Journal of Clinical Oncology | 2009
Paul C. Nathan; Jennifer S. Ford; Tara O. Henderson; Melissa M. Hudson; Karen M. Emmons; Jacqueline Casillas; E. Anne Lown; Kirsten K. Ness; Kevin C. Oeffinger
Childhood cancer survivors are at risk for medical and psychosocial late effects as a result of their cancer and its therapy. Promotion of healthy lifestyle behaviors and provision of regular risk-based medical care and surveillance may modify the evolution of these late effects. This manuscript summarizes publications from the Childhood Cancer Survivor Study (CCSS) that have examined health behaviors, risk-based health care, and interventions to promote healthy lifestyle practices. Long-term survivors use tobacco and alcohol and have inactive lifestyles at higher rates than is ideal given their increased risk of cardiac, pulmonary, and metabolic late effects. Nearly 90% of survivors report receiving some form of medical care.

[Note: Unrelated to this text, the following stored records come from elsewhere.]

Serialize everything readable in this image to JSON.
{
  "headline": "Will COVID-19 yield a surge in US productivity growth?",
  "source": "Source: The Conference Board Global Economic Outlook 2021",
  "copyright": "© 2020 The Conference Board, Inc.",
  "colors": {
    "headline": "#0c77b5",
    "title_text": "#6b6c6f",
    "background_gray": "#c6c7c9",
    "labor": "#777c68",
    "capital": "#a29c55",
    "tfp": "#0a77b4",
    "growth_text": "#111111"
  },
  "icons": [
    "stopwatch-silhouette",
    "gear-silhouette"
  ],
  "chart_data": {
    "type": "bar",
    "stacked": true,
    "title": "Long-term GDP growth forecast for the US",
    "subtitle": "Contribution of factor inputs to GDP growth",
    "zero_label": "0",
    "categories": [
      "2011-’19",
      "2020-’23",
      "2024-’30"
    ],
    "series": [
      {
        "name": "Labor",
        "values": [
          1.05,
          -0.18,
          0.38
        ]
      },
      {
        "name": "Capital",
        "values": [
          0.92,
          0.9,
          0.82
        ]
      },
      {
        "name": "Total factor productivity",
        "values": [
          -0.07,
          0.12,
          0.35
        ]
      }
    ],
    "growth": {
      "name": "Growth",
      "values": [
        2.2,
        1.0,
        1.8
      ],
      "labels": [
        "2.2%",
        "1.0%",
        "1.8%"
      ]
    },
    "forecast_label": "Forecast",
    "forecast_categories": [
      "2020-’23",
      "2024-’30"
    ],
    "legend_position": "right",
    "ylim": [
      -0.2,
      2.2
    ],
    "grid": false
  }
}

However, only 18% report medical visits related to their prior cancer that include discussion or ordering of screening tests or counseling on how to reduce the specific risks arising from their cancer. One low-cost, peer-driven intervention trial has been successful in improving smoking cessation within the CCSS cohort. On the basis of data from CCSS investigations, several trials to promote improved medical surveillance among high-risk groups within the cohort are underway. Despite their long-term risks, many survivors of childhood cancer engage in risky health behaviors and do not receive adequate risk-based medical care.